KUALA LUMPUR: The Human Rights Commission of Malaysia (Suhakam) and Suara Rakyat Malaysia (Suaram) are calling for the government to give justice to the 142 juveniles detained without trial under the Prevention of Crime Act (Amendment) 2017 (Poca).
They also called for the government to review all laws that subject children to detention without trial as this would negatively affect the lives of the young ones.
Suhakam Commissioner Jerald Joseph said no children should be detained under Poca or other any other law that allows detention without trial, as it was against the Convention on the Rights of children (CRC), which Malaysia is a state party to.
"In line with Article 37 (b) of the CRC, it is recommended that the arrest, detention or imprisonment of a child should only be used as a measure of last resort and for the shortest appropriate period of time.
"As for children currently detained under Poca, the Commission urges the authorities to either release them, or let them have a fair trial in court if there is proof that they are involved in criminal activities.
"Children who have had their liberty deprived must be given access to legal assistance, such as lawyers.
"Also, we agree that children below 18 detained under Poca should not be put in the same adult prison as other suspects," Joseph said in a joint press conference with Suaram here on Wednesday (30 Jan).
As at the end of 2017, there was an estimated 142 juveniles below 21 years of age detained under Poca, a law that allows police custody for a maximum of 60 days of remand without trial.
Following the 60-day detention period, the detainee would have his or her case heard before the Prevention of Crime Board, which has the power to sentence the detainee for a period of not more than two years.
And they may extend it if they find that further detention is necessary to protect public order, public security or prevention of crime.
Children below 18 are also subject to this, with Joseph saying that on Suhakam's visit to Kluang Prison in July last year, it was informed that at least 10 of the young prisoners were arrested when they were below 18, with most being related to theft cases.
"The children in detention were having health problems such as scabies, and the quality of the food and hygiene at the prison was not good for these vulnerable children," said Joseph.
Some of the children were also still attending school when they were arrested, he said.
The bodies also recommended that the government came up with lenient alternatives to institutional care, in order to rehabilitate the children. This should include care, guidance and supervision, counselling, educational and also training programmes.

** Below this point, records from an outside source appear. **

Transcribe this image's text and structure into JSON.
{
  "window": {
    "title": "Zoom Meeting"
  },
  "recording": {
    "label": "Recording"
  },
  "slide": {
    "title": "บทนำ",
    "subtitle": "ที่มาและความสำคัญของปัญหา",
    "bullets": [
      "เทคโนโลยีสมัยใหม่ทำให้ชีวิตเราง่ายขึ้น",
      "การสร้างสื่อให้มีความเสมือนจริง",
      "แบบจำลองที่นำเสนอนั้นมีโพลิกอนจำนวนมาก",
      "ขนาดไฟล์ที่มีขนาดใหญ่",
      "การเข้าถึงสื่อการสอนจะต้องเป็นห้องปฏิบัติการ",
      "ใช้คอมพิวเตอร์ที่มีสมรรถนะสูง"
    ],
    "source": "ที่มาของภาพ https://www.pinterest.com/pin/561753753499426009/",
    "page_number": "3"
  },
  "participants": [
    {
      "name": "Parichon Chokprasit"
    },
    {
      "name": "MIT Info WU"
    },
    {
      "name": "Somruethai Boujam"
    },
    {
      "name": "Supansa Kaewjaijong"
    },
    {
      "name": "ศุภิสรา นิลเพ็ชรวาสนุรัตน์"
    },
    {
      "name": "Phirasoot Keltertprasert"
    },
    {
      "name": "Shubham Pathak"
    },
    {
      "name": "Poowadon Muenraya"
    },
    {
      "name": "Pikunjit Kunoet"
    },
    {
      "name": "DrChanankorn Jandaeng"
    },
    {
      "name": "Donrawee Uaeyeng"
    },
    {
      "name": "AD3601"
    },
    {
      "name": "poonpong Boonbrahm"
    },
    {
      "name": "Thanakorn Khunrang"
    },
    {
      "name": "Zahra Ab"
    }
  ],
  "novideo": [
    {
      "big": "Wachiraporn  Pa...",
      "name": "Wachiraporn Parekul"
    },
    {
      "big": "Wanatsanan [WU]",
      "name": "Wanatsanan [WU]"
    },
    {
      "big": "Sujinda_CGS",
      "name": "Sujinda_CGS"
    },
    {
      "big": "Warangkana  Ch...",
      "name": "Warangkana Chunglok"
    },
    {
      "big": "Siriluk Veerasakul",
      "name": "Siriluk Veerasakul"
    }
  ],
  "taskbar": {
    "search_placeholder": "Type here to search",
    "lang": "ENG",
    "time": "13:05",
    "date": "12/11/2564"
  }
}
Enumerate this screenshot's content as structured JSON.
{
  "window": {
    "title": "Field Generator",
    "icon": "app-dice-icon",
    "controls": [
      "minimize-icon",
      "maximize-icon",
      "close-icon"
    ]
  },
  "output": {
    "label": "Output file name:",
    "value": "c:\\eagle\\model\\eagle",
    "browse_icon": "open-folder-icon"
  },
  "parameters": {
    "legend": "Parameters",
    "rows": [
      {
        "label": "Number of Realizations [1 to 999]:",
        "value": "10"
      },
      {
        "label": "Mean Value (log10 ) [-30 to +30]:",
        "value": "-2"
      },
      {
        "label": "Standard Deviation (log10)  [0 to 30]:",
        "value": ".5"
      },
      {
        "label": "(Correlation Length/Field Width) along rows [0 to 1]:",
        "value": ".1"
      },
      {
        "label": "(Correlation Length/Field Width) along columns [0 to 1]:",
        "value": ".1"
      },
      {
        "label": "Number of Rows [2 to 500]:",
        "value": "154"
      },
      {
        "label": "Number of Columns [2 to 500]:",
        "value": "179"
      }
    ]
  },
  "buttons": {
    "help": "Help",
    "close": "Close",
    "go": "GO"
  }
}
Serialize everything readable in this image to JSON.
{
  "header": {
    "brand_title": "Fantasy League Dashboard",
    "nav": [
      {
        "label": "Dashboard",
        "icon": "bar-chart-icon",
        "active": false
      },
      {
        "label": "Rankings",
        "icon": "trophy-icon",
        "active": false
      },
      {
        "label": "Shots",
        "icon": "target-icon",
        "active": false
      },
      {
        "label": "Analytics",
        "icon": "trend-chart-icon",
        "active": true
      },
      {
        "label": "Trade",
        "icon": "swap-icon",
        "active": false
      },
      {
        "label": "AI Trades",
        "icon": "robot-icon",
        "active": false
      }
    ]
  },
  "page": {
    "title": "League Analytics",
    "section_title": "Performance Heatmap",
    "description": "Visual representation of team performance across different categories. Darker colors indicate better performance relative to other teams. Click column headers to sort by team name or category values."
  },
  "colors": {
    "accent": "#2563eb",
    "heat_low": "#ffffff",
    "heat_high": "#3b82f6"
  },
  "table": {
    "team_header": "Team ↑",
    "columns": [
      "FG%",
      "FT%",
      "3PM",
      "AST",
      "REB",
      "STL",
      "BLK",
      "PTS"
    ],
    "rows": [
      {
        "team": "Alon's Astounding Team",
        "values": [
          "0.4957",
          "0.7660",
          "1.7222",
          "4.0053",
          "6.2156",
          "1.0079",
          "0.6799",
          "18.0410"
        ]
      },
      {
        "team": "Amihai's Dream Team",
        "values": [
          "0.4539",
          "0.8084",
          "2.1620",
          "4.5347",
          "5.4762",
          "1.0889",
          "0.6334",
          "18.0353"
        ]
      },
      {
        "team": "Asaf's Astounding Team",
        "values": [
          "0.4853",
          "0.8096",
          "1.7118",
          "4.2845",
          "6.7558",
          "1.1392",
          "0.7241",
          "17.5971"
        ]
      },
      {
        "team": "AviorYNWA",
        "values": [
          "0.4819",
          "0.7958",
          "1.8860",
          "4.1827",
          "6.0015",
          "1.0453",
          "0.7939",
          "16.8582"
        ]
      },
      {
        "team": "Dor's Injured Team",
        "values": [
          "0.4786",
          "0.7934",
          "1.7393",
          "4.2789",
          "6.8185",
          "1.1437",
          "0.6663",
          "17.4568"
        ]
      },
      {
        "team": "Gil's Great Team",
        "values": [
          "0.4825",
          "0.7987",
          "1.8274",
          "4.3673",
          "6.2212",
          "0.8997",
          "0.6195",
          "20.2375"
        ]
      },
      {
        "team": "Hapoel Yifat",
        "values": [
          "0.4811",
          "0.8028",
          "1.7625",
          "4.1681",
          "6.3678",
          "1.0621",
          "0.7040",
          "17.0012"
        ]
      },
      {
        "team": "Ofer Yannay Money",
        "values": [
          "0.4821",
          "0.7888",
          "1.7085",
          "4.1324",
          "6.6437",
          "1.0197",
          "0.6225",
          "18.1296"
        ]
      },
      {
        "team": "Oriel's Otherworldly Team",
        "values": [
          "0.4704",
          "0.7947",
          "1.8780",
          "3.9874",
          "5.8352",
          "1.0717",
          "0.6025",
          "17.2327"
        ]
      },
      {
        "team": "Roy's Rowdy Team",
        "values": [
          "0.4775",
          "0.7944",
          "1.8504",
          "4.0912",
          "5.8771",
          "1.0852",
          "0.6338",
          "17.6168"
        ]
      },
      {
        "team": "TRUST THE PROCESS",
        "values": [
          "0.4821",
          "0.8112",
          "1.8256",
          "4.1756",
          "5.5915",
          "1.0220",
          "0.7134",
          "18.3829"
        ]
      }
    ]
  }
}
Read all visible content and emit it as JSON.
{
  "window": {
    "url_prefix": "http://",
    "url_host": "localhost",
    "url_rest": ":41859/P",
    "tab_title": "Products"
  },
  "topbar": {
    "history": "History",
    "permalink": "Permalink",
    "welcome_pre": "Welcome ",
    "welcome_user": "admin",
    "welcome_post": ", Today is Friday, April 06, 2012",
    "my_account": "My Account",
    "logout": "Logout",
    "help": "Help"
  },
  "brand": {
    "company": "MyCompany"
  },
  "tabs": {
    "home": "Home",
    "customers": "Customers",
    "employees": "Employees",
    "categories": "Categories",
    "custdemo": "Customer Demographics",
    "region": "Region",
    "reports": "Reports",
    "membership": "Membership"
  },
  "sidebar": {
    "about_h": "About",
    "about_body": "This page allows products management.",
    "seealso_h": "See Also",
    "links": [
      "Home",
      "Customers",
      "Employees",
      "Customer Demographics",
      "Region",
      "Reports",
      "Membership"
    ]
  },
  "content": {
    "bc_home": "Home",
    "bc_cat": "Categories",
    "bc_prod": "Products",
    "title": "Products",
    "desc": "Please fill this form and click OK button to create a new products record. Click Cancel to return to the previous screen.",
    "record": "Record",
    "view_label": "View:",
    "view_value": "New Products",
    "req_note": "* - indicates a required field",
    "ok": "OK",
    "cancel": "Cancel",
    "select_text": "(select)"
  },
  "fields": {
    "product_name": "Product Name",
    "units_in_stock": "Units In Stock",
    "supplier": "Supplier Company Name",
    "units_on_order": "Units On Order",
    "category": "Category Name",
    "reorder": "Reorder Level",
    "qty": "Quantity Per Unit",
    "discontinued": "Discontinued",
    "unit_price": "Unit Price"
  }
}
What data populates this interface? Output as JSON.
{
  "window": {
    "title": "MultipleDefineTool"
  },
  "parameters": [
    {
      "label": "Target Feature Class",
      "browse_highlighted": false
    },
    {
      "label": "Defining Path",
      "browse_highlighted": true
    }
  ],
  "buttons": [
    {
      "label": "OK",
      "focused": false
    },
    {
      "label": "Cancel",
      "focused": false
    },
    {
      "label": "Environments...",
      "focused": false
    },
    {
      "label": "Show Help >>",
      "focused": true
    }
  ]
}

Meanwhile, Suaram executive director Sevan Doraisamy said although not all detainees were sent to prison, some, including children, were detained under house arrest and strapped with a electronic monitoring device (EMD), which confine them within a 10km radius.
"We urge that all juveniles detained without trial be released and for a special rehabilitation programme to be developed to help them.
"All Investigation Officers (IO) who detain children under Poca must also be investigated to see why they used Poca, and not the Penal Code," he said.
Sevan also added that if the Pakatan Harapan government was truly committed to abolishing draconian laws, it would release the children and also pay appropriate compensation to them.
Poca was among the laws that the Pakatan government had described as oppressive and tyrannical in its election manifesto.
It pledged to revoke Poca and scrap draconian laws, including Security Offences (Special Measures) Act 2012 (Sosma) and Prevention of Terrorism Act 2015 (Pota).
However, on Dec 2018, Home Minister Tan Sri Muhyiddin Yassin announced that the government would continue with Poca and Sosma.